Continuing working through my backlog, the next variant I tried was A112 V2 where I'd originally got stuck at step 13; when I resumed I edited that step before continuing from that position.
I finished this puzzle about a week ago and glanced at the walkthroughs posted by udosuk, Mike and Afmob but I only went through their walkthrougs today.
I was puzzled by the discussion about a possible weakness in A112 V2 and its focus on the hidden 19(3) cage in R12 which I found very early or, in Mike's case, the three outies for R89. I don't see that as a weakness and I very much doubt that SudokuSolver missed that. I also doubt that any software solver would have found udosuk's step 3; while adding the same thing to both sides of an equation is a known mathematical technique, it's unusual and ingenious for a sudoku solving step. In my view the weakness, if there is one, is that the solving path becomes a lot easier after eliminating 9 from R1C1 or fixing R23C5. I took a very long time to reach that position.

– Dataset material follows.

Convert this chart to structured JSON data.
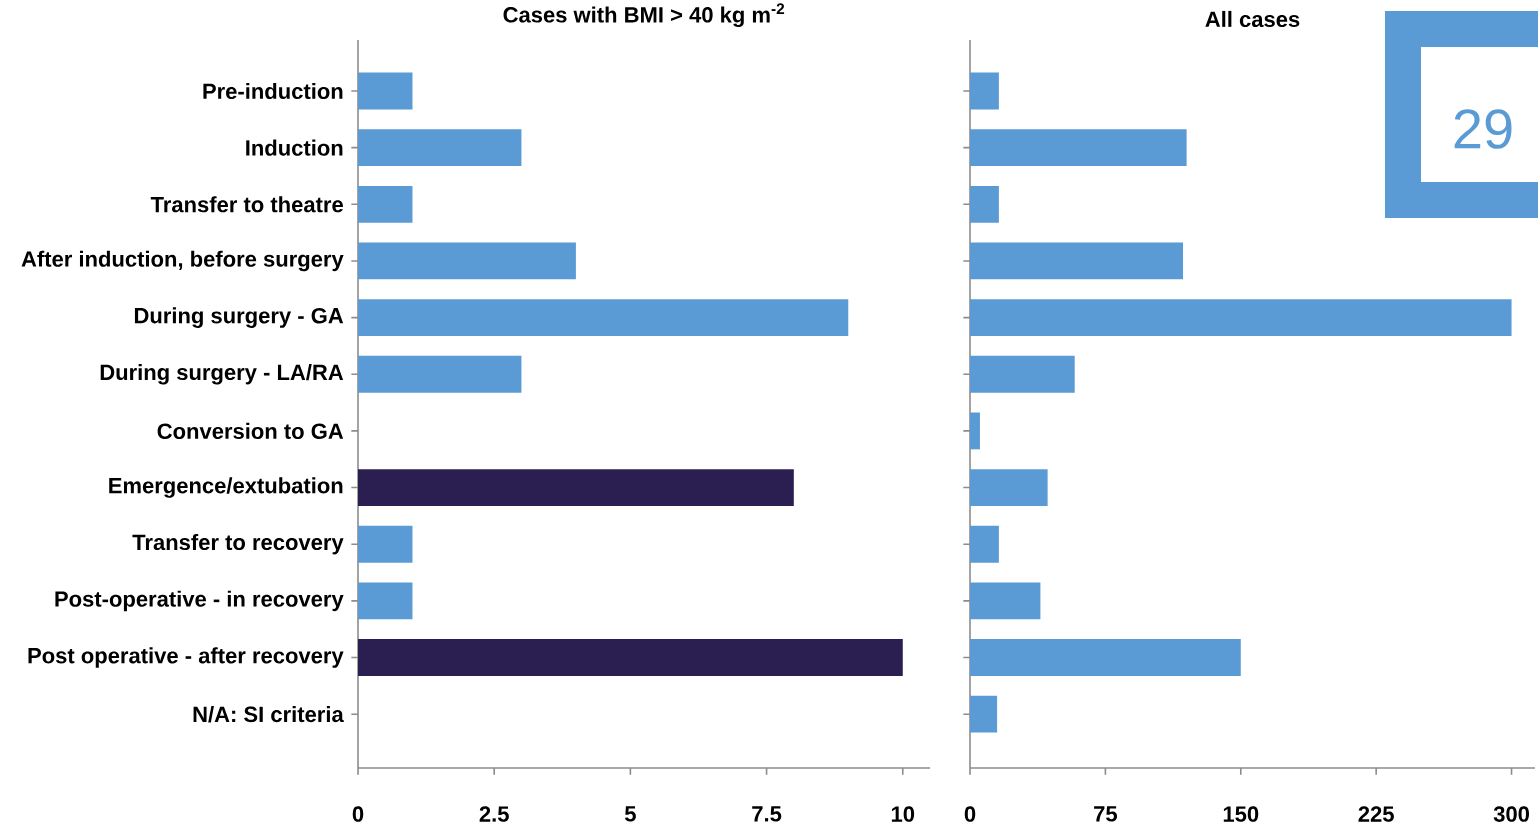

Udosuk, Mike and Afmob all post optimised walkthroughs so either they made that elimination a lot earlier than I did or they subsequently optimised their walkthroughs to focus on it. Out of the three walkthroughs posted already, Afmob used the most direct way to make that elimination but all three used difficult steps to achieve it so I don't really think that this puzzle can be considered to have a weakness.
My solving path was very different from the three already posted. I hope that you will find some of my steps interesting.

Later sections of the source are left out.